L’échec de Tsipras démontre précisément la nécessité d’avoir plusieurs Etats engagés pour aider la Grèce et changer l’Europe. Si les dirigeants européens ne prennent pas en compte la démocratie, c’est le reflux réactionnaire et Marine Le Pen qui vont l’emporter. Mais lorsque l’on regarde les enquêtes, on s’aperçoit que les citoyens grecs sont ceux qui veulent le moins sortir de l’Union Européenne. C’est pour le moins surprenant : comme une société effondrée, qui a perdu 25% de son PIB peut-elle souhaiter rester dans ce modèle ?

La sortie de la Grèce de la zone euro, c’était le discours de Wolfgang Schauble, le ministre des finances allemand. Le problème, c’est que la sortie de l’euro aurait provoqué un défaut dont personne ne sait quelles auraient été les conséquences. Dévaluer la monnaie et attirer davantage de touristes pour accroître la richesse, d’accord, mais si la Grèce en arrive au point de ne plus pouvoir payer ses fonctionnaires, dans un pays à forte tradition putschiste chez les militaires, qui sait ce qui peut se passer… Et quels touristes voudront visiter un pays en quasi-guerre civile ? Personne ne peut prévoir les conséquences d’une sortie de l’euro, et tout indique que le pays devrait subir encore deux années dans une situation pire qu’aujourd’hui.

La structure européenne est pensée pour être antidémocratique.

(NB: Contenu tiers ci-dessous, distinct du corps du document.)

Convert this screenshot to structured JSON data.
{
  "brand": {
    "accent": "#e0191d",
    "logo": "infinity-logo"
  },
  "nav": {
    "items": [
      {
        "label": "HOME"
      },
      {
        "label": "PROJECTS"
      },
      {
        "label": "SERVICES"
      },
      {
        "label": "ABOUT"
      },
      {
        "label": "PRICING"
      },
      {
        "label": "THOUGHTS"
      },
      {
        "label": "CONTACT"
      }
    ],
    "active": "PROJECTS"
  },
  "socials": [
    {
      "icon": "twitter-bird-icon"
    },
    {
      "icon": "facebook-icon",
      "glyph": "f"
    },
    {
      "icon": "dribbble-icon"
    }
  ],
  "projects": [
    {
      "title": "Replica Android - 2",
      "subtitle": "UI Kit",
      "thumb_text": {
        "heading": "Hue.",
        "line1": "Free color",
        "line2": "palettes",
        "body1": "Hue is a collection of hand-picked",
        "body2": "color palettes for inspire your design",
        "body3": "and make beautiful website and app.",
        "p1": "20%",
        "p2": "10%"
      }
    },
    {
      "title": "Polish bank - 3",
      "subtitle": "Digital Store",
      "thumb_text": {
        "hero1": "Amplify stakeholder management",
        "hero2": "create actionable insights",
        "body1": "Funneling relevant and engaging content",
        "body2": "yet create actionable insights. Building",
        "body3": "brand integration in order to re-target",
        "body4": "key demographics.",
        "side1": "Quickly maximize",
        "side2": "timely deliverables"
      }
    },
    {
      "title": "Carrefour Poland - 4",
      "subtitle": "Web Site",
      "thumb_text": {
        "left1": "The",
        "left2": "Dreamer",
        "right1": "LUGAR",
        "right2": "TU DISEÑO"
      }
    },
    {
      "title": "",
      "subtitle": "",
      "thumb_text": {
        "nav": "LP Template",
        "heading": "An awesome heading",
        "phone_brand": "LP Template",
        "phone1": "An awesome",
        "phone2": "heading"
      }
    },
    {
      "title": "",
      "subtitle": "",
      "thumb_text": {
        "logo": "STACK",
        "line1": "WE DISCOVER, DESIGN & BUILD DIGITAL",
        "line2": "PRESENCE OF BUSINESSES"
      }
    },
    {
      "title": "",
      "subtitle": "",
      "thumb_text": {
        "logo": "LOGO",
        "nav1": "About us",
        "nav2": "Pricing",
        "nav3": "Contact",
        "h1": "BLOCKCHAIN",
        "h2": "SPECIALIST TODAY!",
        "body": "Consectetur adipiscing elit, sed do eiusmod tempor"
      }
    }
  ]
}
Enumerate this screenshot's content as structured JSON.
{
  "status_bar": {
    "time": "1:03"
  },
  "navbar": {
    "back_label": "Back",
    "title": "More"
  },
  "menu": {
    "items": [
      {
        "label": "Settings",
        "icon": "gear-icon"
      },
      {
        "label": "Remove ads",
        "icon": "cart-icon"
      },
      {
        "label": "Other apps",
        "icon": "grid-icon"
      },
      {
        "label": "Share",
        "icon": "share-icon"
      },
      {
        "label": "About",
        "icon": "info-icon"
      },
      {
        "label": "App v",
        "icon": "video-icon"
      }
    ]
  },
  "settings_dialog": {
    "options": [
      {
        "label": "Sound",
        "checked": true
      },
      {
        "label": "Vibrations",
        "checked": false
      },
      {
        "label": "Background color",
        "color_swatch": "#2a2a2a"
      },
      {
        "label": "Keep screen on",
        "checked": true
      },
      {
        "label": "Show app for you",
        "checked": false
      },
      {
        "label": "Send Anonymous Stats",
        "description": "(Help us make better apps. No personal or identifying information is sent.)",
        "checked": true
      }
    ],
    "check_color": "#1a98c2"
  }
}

Mais au niveau géopolitique, à côté de l’Amérique latine, des Etats-Unis, de la Chine, de l’Inde, de la Russie, que va faire la Grèce ? Que peut faire l’Espagne dans le monde ? On peut toujours rétorquer que la France est un plus grand pays, mais cette logique a une limite. L’UE a été bâtie sur des thèses ordolibérales qui ont bénéficié aux élites, il faut construire une autre Europe. Peut-être faut-il pour cela dynamiter celle-ci, mais c’est un autre débat.

 

LVSL : Construire une autre Europe, plus solidaire, impliquerait d’importants transferts budgétaires, et les Allemands y sont fermement opposés…

Oui, c’est la raison pour laquelle Renzi et Hollande sont coupables, ils ont manqué l’opportunité d’en finir avec cette Europe qui se construit en asphyxiant les peuples. Il faut mutualiser la dette, construire un ministère des finances publiques européen, une Europe qui crée de la confiance à travers ses politiques publiques. On pourrait imaginer un revenu de base européen, ou une prestation chômage européenne, afin que les gens estiment que l’Europe leur sert à quelque chose. Mais cela implique d’en finir avec la division européenne du travail, qui consiste à baisser les salaires en Allemagne pour générer des excédents commerciaux et les investir dans les pays du Sud, tandis que ces pays du Sud consomment à crédit les produits fabriqués en Allemagne. C’est le modèle qui a explosé en 2008.

“Notre modèle productif n’est pas productif : l’Espagne est une colonie touristique destinée à permettre aux Allemands de venir y dépenser leur argent.”

La France a un rôle historique à jouer pour en finir avec cette division. Les élites françaises sont tout aussi coupables de cette construction européenne. Et le problème ne se canalisera pas avec Le Pen. Qui s’assiéra avec Merkel pour lui dire que ce modèle qui attaque les droits des Français et de tous les Européens est révolu, pour lui dire qu’il faut construire une autre Europe qui puisse bénéficier à tous les citoyens ?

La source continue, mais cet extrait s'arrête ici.